Website counter

Friday, June 21, 2013

Sebuah cerita dari Thailand tentang kedekatan Caleg dan Konstituennya

Saya selalu ingin menulis cerita ini, cerita sederhana ketika memantau di Pemilu Parlemen Thailand 2011 lalu. Tetapi baru hari ini saya sempat.

Membaca dan mengamati Daftar Calon Sementara (DCS) yang diumumkan oleh KPU pada 13 Juni 2013 lalu, yang pertama diperhatikan oleh saya adalah persentase keterwakilan caleg perempuan dalam daftar tersebut. KPU betul-betul tegas menerapkan aturan tersebut, sehingga perlu menuliskannya di bawah daftar bacaleg setiap partai.

Yang kedua adalah alamat dari para bacaleg tersebut. Secara sepintas, terlihat begitu jelas bahwa banyak caleg yang tidak beralamat di dapilnya sendiri. Menurut perhitungan JPPR, 2.301 bacaleg atau 35% dari 6.550 bacaleg bertempat tinggal di Jakarta. Hal ini patut menjadi pertanyaan, bagaimana kedekatan bacaleg dengan konstituen yang akan diwakilinya di parlemen nanti. 

Di beberapa tempat dan provinsi yang saya pantau di Thailand dan tempat-tempat lainnya, saya selalu bertanya mengenai seberapa jauh konstituen mengenal caleg. 

Di provinsi Trang, saya bertanya kepada seorang ibu mengenai seorang caleg dari partai Phue Thai yang sedang berkampanye door to door. 
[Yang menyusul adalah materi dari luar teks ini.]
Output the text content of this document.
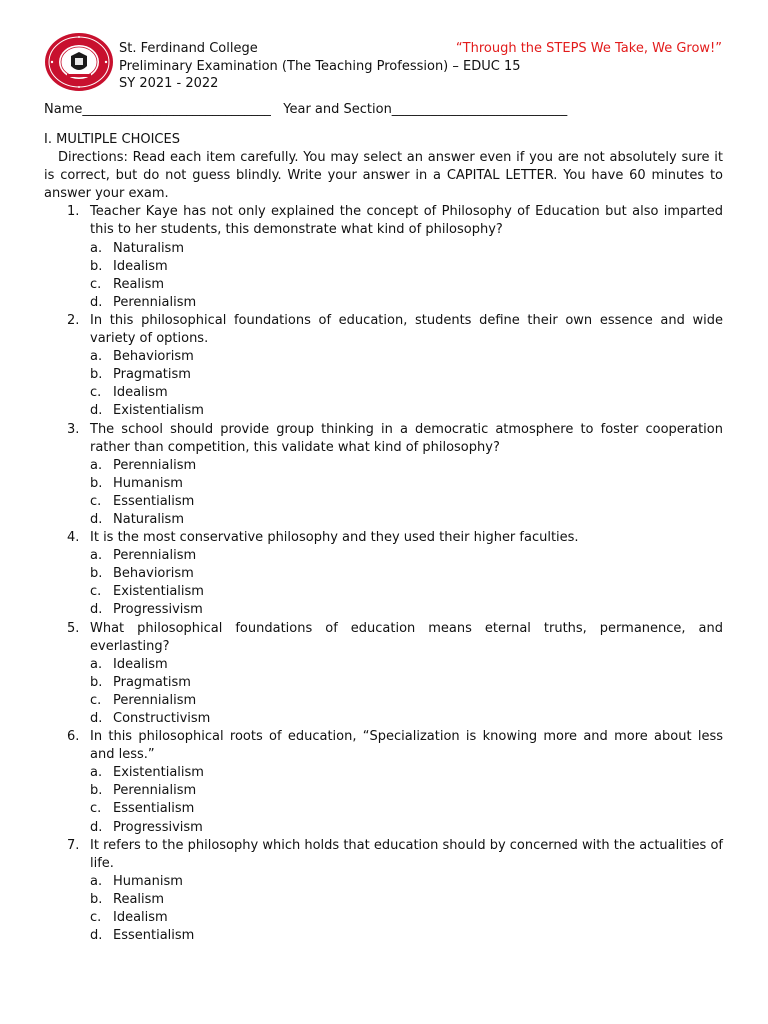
St. Ferdinand College
Preliminary Examination (The Teaching Profession) – EDUC 15
SY 2021 - 2022
“Through the STEPS We Take, We Grow!”
Name_____________________________ Year and Section___________________________

I. MULTIPLE CHOICES

Directions: Read each item carefully. You may select an answer even if you are not absolutely sure it is correct, but do not guess blindly. Write your answer in a CAPITAL LETTER. You have 60 minutes to answer your exam.

1. Teacher Kaye has not only explained the concept of Philosophy of Education but also imparted this to her students, this demonstrate what kind of philosophy?
a. Naturalism
b. Idealism
c. Realism
d. Perennialism
2. In this philosophical foundations of education, students define their own essence and wide variety of options.
a. Behaviorism
b. Pragmatism
c. Idealism
d. Existentialism
3. The school should provide group thinking in a democratic atmosphere to foster cooperation rather than competition, this validate what kind of philosophy?
a. Perennialism
b. Humanism
c. Essentialism
d. Naturalism
4. It is the most conservative philosophy and they used their higher faculties.
a. Perennialism
b. Behaviorism
c. Existentialism
d. Progressivism
5. What philosophical foundations of education means eternal truths, permanence, and everlasting?
a. Idealism
b. Pragmatism
c. Perennialism
d. Constructivism
6. In this philosophical roots of education, “Specialization is knowing more and more about less and less.”
a. Existentialism
b. Perennialism
c. Essentialism
d. Progressivism
7. It refers to the philosophy which holds that education should by concerned with the actualities of life.
a. Humanism
b. Realism
c. Idealism
d. Essentialism
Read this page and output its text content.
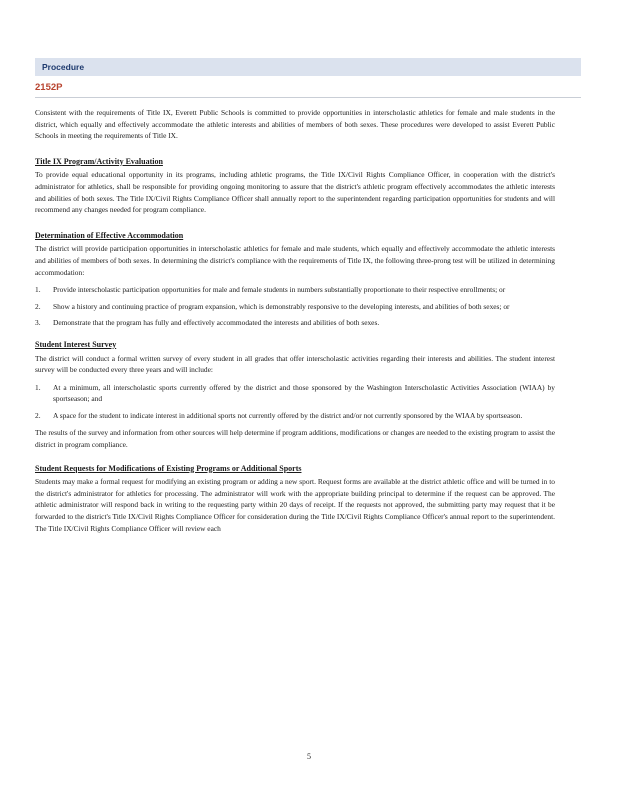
Procedure
2152P

Consistent with the requirements of Title IX, Everett Public Schools is committed to provide opportunities in interscholastic athletics for female and male students in the district, which equally and effectively accommodate the athletic interests and abilities of members of both sexes. These procedures were developed to assist Everett Public Schools in meeting the requirements of Title IX.

Title IX Program/Activity Evaluation

To provide equal educational opportunity in its programs, including athletic programs, the Title IX/Civil Rights Compliance Officer, in cooperation with the district's administrator for athletics, shall be responsible for providing ongoing monitoring to assure that the district's athletic program effectively accommodates the athletic interests and abilities of both sexes. The Title IX/Civil Rights Compliance Officer shall annually report to the superintendent regarding participation opportunities for students and will recommend any changes needed for program compliance.

Determination of Effective Accommodation

The district will provide participation opportunities in interscholastic athletics for female and male students, which equally and effectively accommodate the athletic interests and abilities of members of both sexes. In determining the district's compliance with the requirements of Title IX, the following three-prong test will be utilized in determining accommodation:

1. Provide interscholastic participation opportunities for male and female students in numbers substantially proportionate to their respective enrollments; or
2. Show a history and continuing practice of program expansion, which is demonstrably responsive to the developing interests, and abilities of both sexes; or
3. Demonstrate that the program has fully and effectively accommodated the interests and abilities of both sexes.
Student Interest Survey

The district will conduct a formal written survey of every student in all grades that offer interscholastic activities regarding their interests and abilities. The student interest survey will be conducted every three years and will include:

1. At a minimum, all interscholastic sports currently offered by the district and those sponsored by the Washington Interscholastic Activities Association (WIAA) by sportseason; and
2. A space for the student to indicate interest in additional sports not currently offered by the district and/or not currently sponsored by the WIAA by sportseason.

The results of the survey and information from other sources will help determine if program additions, modifications or changes are needed to the existing program to assist the district in program compliance.

Student Requests for Modifications of Existing Programs or Additional Sports

Students may make a formal request for modifying an existing program or adding a new sport. Request forms are available at the district athletic office and will be turned in to the district's administrator for athletics for processing. The administrator will work with the appropriate building principal to determine if the request can be approved. The athletic administrator will respond back in writing to the requesting party within 20 days of receipt. If the requests not approved, the submitting party may request that it be forwarded to the district's Title IX/Civil Rights Compliance Officer for consideration during the Title IX/Civil Rights Compliance Officer's annual report to the superintendent. The Title IX/Civil Rights Compliance Officer will review each

5
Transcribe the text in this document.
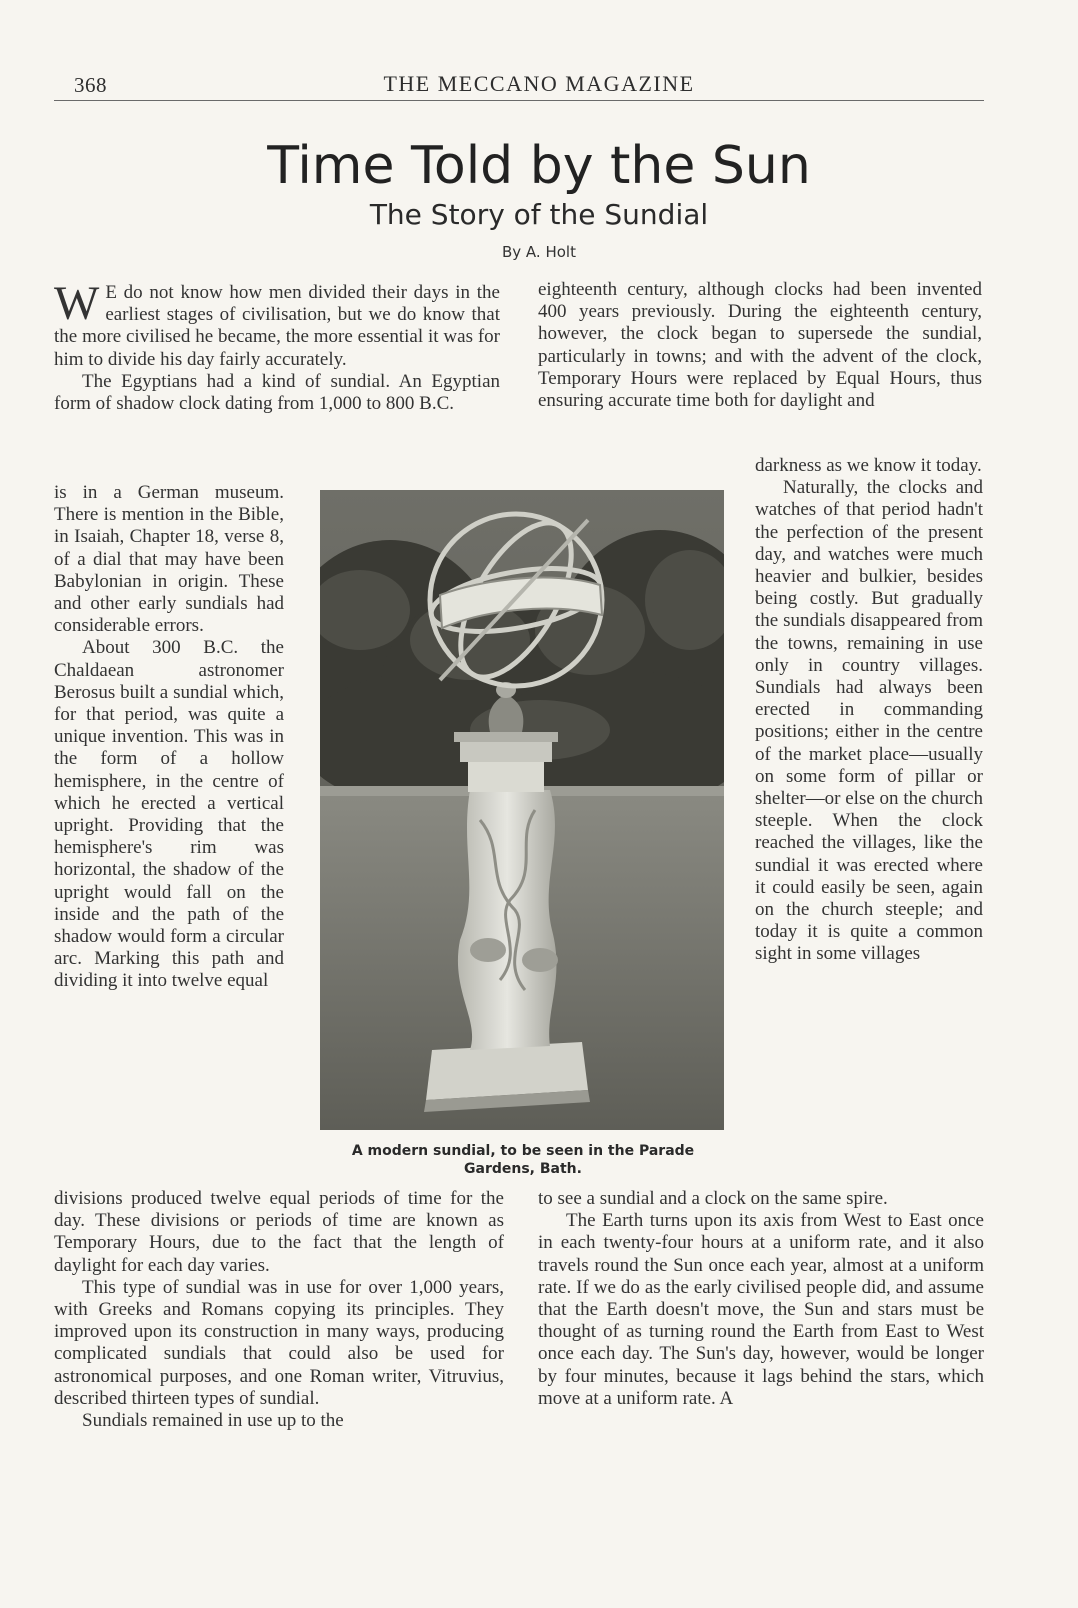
368	THE MECCANO MAGAZINE
Time Told by the Sun
The Story of the Sundial
By A. Holt

W E do not know how men divided their days in the earliest stages of civilisation, but we do know that the more civilised he became, the more essential it was for him to divide his day fairly accurately.

The Egyptians had a kind of sundial. An Egyptian form of shadow clock dating from 1,000 to 800 B.C.

is in a German museum. There is mention in the Bible, in Isaiah, Chapter 18, verse 8, of a dial that may have been Babylonian in origin. These and other early sundials had considerable errors.

About 300 B.C. the Chaldaean astronomer Berosus built a sundial which, for that period, was quite a unique invention. This was in the form of a hollow hemisphere, in the centre of which he erected a vertical upright. Providing that the hemisphere's rim was horizontal, the shadow of the upright would fall on the inside and the path of the shadow would form a circular arc. Marking this path and dividing it into twelve equal

divisions produced twelve equal periods of time for the day. These divisions or periods of time are known as Temporary Hours, due to the fact that the length of daylight for each day varies.

This type of sundial was in use for over 1,000 years, with Greeks and Romans copying its principles. They improved upon its construction in many ways, producing complicated sundials that could also be used for astronomical purposes, and one Roman writer, Vitruvius, described thirteen types of sundial.

Sundials remained in use up to the

eighteenth century, although clocks had been invented 400 years previously. During the eighteenth century, however, the clock began to supersede the sundial, particularly in towns; and with the advent of the clock, Temporary Hours were replaced by Equal Hours, thus ensuring accurate time both for daylight and

darkness as we know it today.

Naturally, the clocks and watches of that period hadn't the perfection of the present day, and watches were much heavier and bulkier, besides being costly. But gradually the sundials disappeared from the towns, remaining in use only in country villages. Sundials had always been erected in commanding positions; either in the centre of the market place—usually on some form of pillar or shelter—or else on the church steeple. When the clock reached the villages, like the sundial it was erected where it could easily be seen, again on the church steeple; and today it is quite a common sight in some villages

to see a sundial and a clock on the same spire.

The Earth turns upon its axis from West to East once in each twenty-four hours at a uniform rate, and it also travels round the Sun once each year, almost at a uniform rate. If we do as the early civilised people did, and assume that the Earth doesn't move, the Sun and stars must be thought of as turning round the Earth from East to West once each day. The Sun's day, however, would be longer by four minutes, because it lags behind the stars, which move at a uniform rate. A

A modern sundial, to be seen in the Parade Gardens, Bath.
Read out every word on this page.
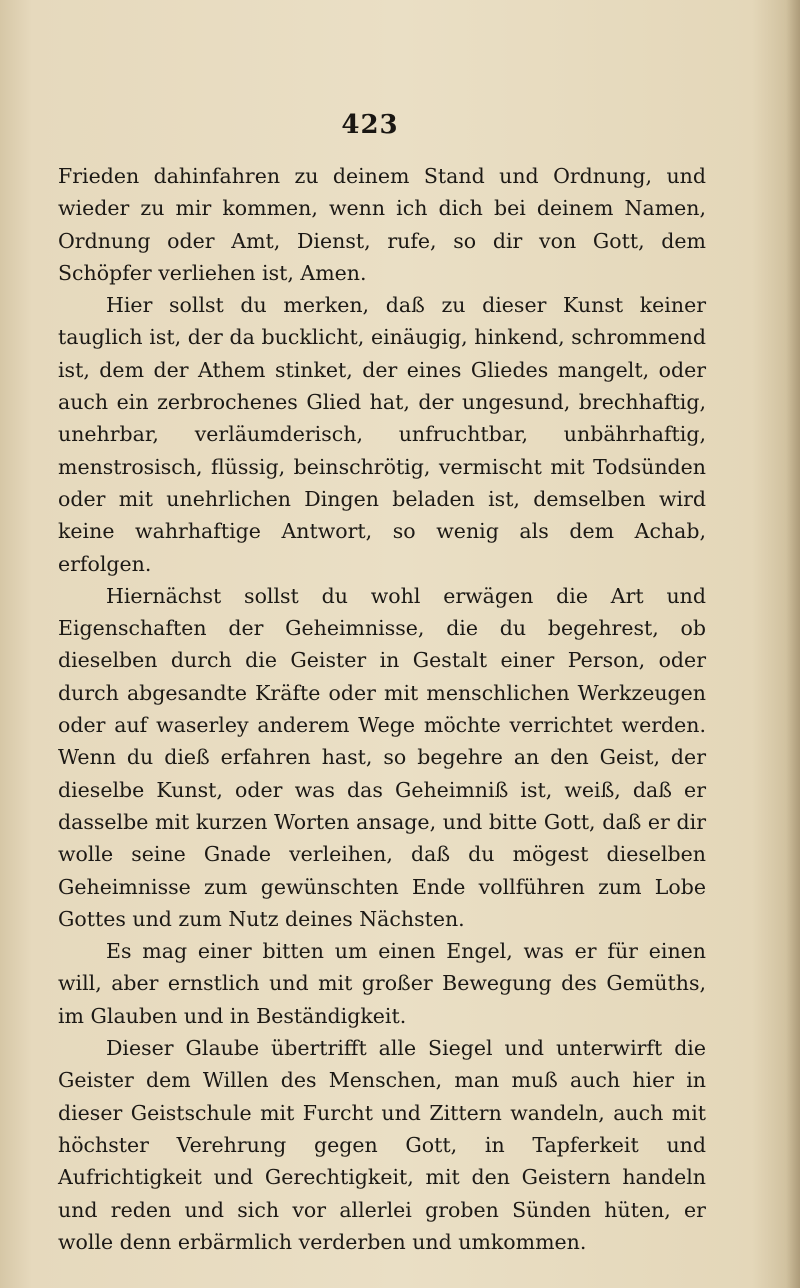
423

Frieden dahinfahren zu deinem Stand und Ordnung, und wieder zu mir kommen, wenn ich dich bei deinem Namen, Ordnung oder Amt, Dienst, rufe, so dir von Gott, dem Schöpfer verliehen ist, Amen.

Hier sollst du merken, daß zu dieser Kunst keiner tauglich ist, der da bucklicht, einäugig, hinkend, schrommend ist, dem der Athem stinket, der eines Gliedes mangelt, oder auch ein zerbrochenes Glied hat, der ungesund, brechhaftig, unehrbar, verläumderisch, unfruchtbar, unbährhaftig, menstrosisch, flüssig, beinschrötig, vermischt mit Todsünden oder mit unehrlichen Dingen beladen ist, demselben wird keine wahrhaftige Antwort, so wenig als dem Achab, erfolgen.

Hiernächst sollst du wohl erwägen die Art und Eigenschaften der Geheimnisse, die du begehrest, ob dieselben durch die Geister in Gestalt einer Person, oder durch abgesandte Kräfte oder mit menschlichen Werkzeugen oder auf waserley anderem Wege möchte verrichtet werden. Wenn du dieß erfahren hast, so begehre an den Geist, der dieselbe Kunst, oder was das Geheimniß ist, weiß, daß er dasselbe mit kurzen Worten ansage, und bitte Gott, daß er dir wolle seine Gnade verleihen, daß du mögest dieselben Geheimnisse zum gewünschten Ende vollführen zum Lobe Gottes und zum Nutz deines Nächsten.

Es mag einer bitten um einen Engel, was er für einen will, aber ernstlich und mit großer Bewegung des Gemüths, im Glauben und in Beständigkeit.

Dieser Glaube übertrifft alle Siegel und unterwirft die Geister dem Willen des Menschen, man muß auch hier in dieser Geistschule mit Furcht und Zittern wandeln, auch mit höchster Verehrung gegen Gott, in Tapferkeit und Aufrichtigkeit und Gerechtigkeit, mit den Geistern handeln und reden und sich vor allerlei groben Sünden hüten, er wolle denn erbärmlich verderben und umkommen.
Saya :Apakah ibu mengenal caleg X?
Ibu A : Siapa? Oh, si Y? 

Saya heran yang ditanya X, kenapa dijawab Y. Penerjemah saya menjelaskan bahwa Y adalah nama panggilan dari Mr. X. Ini menunjukkan bahwa X cukup dikenal di dapil tersebut, terbukti si ibu ingat nama panggilannya termasuk kelakuan Mr. X semasa kecilnya. Dan ini yang membuat dia berpikir, apakah dia akan memilih Mr. X atau tidak dalam pemilu nanti.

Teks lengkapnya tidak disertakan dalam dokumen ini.